MONITORDAY.COM - Perkumpulan untuk Pemilu dan Demokrasi (Perludem) menekankan pentingnya keterpilihan Calon Legislatif perempuan dalam di Pemilu 2019 ini. Hal ini dinilai penting dalam rangka menuju politik yang berkeadilan dan berkesetaraan.
"Seluruh pihak harus memiliki kesadaran tinggi bahwa keterpilihan perempuan sebagai anggota legislatif merupakan pintu masuk untuk menuju representasi politik berkeadilan dan berkesetaraan," ujar Direktur Eksekutif Perludem Titi Anggraini, Rabu (24/4).
Titi mengatakan, Sejak Pemilu 2004, kebijakan afirmatif untuk partisipasi perempuan dalam politik telah diberlakukan. Setiap pencalonan anggota legislatif, kuota untuk caleg perempuan selalu memenuhi syarat minimal 30 persen dari total caleg setiap partai politik.
Namun, menurut Titi, pencalonan tersebut tidak berbanding lurus dengan keterpilihan caleg perempuan di DPR RI. Pada Pemilu 2014, dari pencalonan perempuan sebanyak 37 persen, nyatanya hanya 17 persen keterpilihan perempuan di Senayan.

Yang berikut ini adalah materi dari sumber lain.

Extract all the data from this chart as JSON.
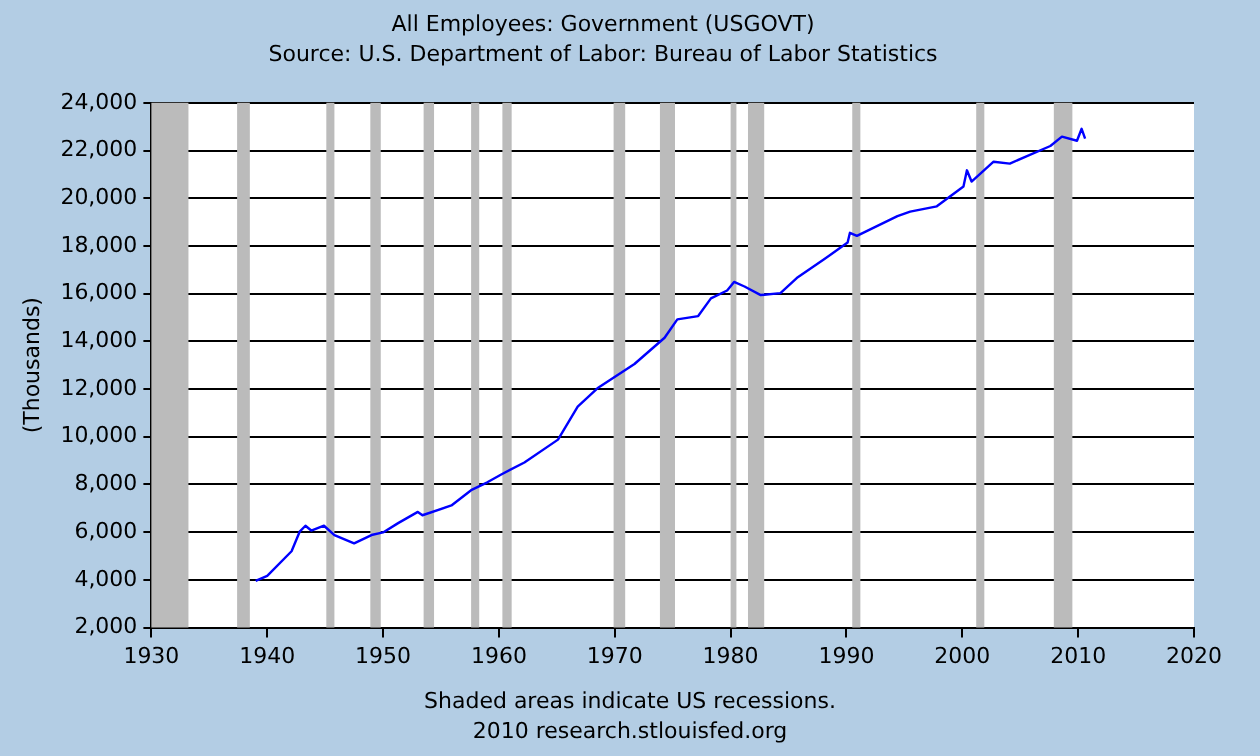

"Pada Pemilu 2019, pencalonan perempuan untuk DPR RI sudah mencapai 40 persen. Namun realitanya, keterpilihan caleg perempuan itu memiliki kesenjangan yang lebar dengan pencalonannya," tuturnya.
Ia berpendapat, ada banyak faktor yang mempengaruhi rendahnya angka keterpilihan perempuan di pusaran parlemen, meskipun pencalonannya sudah memenuhi syarat minimal 30 persen.

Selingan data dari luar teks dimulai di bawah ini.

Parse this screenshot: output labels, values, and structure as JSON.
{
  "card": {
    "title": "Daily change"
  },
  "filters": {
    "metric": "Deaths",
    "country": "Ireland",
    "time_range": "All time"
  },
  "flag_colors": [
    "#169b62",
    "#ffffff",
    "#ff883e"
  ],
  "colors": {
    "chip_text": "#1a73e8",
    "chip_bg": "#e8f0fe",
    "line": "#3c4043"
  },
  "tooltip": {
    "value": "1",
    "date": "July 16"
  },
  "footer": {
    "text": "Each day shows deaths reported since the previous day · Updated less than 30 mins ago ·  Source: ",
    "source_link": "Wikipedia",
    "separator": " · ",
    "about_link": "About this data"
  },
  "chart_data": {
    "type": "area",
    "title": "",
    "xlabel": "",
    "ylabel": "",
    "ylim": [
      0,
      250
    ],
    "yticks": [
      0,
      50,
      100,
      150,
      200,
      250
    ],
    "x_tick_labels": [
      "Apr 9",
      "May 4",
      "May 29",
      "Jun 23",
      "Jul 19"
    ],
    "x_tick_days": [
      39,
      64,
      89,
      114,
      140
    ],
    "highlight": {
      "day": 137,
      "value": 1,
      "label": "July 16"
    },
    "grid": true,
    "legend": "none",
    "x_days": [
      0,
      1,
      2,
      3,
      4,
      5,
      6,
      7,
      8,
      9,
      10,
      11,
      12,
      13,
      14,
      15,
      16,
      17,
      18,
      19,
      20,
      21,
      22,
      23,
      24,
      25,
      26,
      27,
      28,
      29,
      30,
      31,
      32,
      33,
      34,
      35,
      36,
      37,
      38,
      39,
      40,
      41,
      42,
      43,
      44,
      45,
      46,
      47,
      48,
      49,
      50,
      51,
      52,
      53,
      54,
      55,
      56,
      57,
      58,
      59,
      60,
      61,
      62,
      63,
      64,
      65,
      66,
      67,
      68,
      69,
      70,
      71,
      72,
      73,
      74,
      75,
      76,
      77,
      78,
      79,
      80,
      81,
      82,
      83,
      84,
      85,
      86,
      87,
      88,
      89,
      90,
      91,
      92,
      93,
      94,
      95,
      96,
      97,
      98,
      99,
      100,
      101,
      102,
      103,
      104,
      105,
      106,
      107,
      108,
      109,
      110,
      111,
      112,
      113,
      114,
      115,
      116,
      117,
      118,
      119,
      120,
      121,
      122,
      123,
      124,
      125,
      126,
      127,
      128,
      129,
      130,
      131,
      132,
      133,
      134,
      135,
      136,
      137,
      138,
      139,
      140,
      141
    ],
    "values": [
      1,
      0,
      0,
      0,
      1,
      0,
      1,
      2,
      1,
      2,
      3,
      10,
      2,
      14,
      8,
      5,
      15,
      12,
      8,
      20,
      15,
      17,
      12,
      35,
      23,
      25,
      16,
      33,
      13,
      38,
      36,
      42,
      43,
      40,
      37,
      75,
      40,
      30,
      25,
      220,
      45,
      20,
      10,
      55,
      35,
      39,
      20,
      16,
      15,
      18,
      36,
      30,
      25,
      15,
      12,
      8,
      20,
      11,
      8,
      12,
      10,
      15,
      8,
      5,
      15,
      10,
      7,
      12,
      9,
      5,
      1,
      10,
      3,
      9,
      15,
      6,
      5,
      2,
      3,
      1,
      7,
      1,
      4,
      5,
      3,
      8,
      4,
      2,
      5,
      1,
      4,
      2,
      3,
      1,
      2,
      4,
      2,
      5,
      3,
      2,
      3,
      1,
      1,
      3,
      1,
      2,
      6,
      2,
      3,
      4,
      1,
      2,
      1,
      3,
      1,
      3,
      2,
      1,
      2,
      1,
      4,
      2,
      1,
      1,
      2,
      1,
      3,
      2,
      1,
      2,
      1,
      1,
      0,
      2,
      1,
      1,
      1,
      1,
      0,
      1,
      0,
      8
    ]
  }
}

Karena itu, TIti mendorong seluruh masyarakat, penyelenggara pemilu, pemantau dan organisasi perempuan di daerah untuk mengawal proses rekapitulasi perolehan suara untuk caleg perempuan di Pemilu 2019.
"Semua pihak harus ikut aktif memantau perolehan suara caleg perempuan di daerahnya termasuk mencatat kecurangan-kecurangan yang merugikan perolehan suara caleg perempuan," ujarnya.
Selain pengawasan terhadap potensi kecurangan rekapitulasi perolehan suara, Titi mendesak Komisi Pemilihan Umum (KPU) untuk mengutamakan transparansi dengan membuka akses bagi publik untuk memperoleh dan mendokumentasikan proses perolehan suara.
Lebih lanjut, Titi menambahkan, bahwa caleg perempuan juga berperan untuk memantau dan memastikan perolehan suaranya terjaga hingga di proses rekapitulasi tingkat pusat. "Sehingga perolehan suaranya tidak dicurangi, baik hilang atau dikurangi," tandasnya.